None of us would be having these difficulties if only there was some sort of a universal standard that allowed airlines and airports to converge on their ridiculous practices. Don’t you think that a consistent experience across all airports and airlines would save everyone a lot of time and aggravation?
I remember when at some point they started to swap out metal cutlery with crappy plastic ones as a safety precaution. I’m sure it was done as a direct result to thwart any terrorist attack or hijacking by way of a metal knife. I don’t know about you, but every plastic knife I’ve ever used had a sharper blade than the airline-provided metal equivalent.
Surely this was just a massive overreaction to the threat situation? Why else would they shortly thereafter reintroduce metal cutlery into business and first classes?
I guess nobody figured that terrorists with their multi-million dollar extremist backing would be able to afford those higher-priced classes. If I was trying to hijack a plane I’d want to sit as close to the steering wheel as was physically possible. I think Business or First Class would do the job nicely.
And don’t forget about all the other perks that will enable the terrorist to thoroughly enjoy those last few hours: better food, higher baggage allowance, VIP lounge entry, priority seating and, of course, a glass of champagne upon entry (non-alcoholic, naturally). With all this luxury at their fingertips, I wonder if any of them ever got cold feet and considered backing out of the suicide mission?
But then again, if you are planning on taking over a plane with crude eating implements, wouldn’t you at least want some basic hand-to-hand combat training to fall back on in case you accidentally drop the butter-covered knife?
It almost looks as though we are stating that a blunt butter-knife is more dangerous than a skilled punch to the throat or a kick to the groin. If that’s the case, how long before passengers are put in restraints under the guise of security? After all, a hand is a lethal weapon.

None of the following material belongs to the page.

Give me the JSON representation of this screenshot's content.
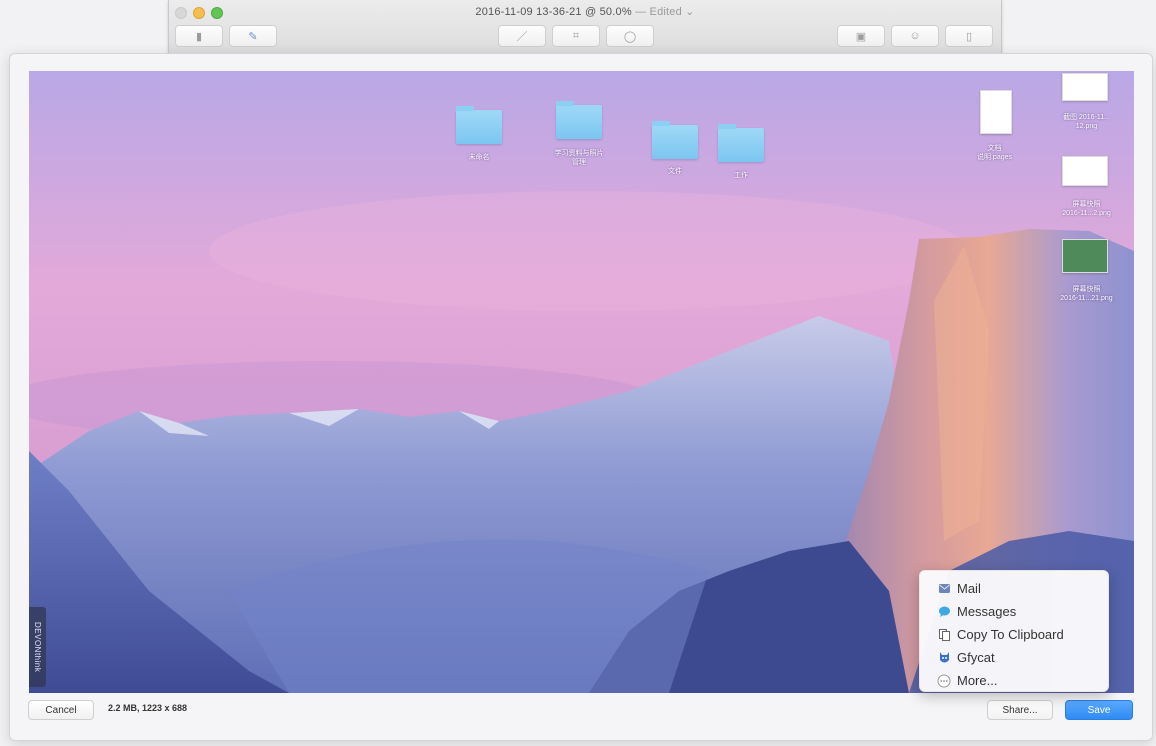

The reality is that there is no standard. Countries have plunged their heads deep beneath the sands of fear and refuse to see the light. Security is not something that is achieved through ignorance, blind faith or herd mentality. Instead, we need to understand the threat, make educated decisions and put in place effective countermeasures without going overboard or abusing basic human rights, like taking away my metal butter knife.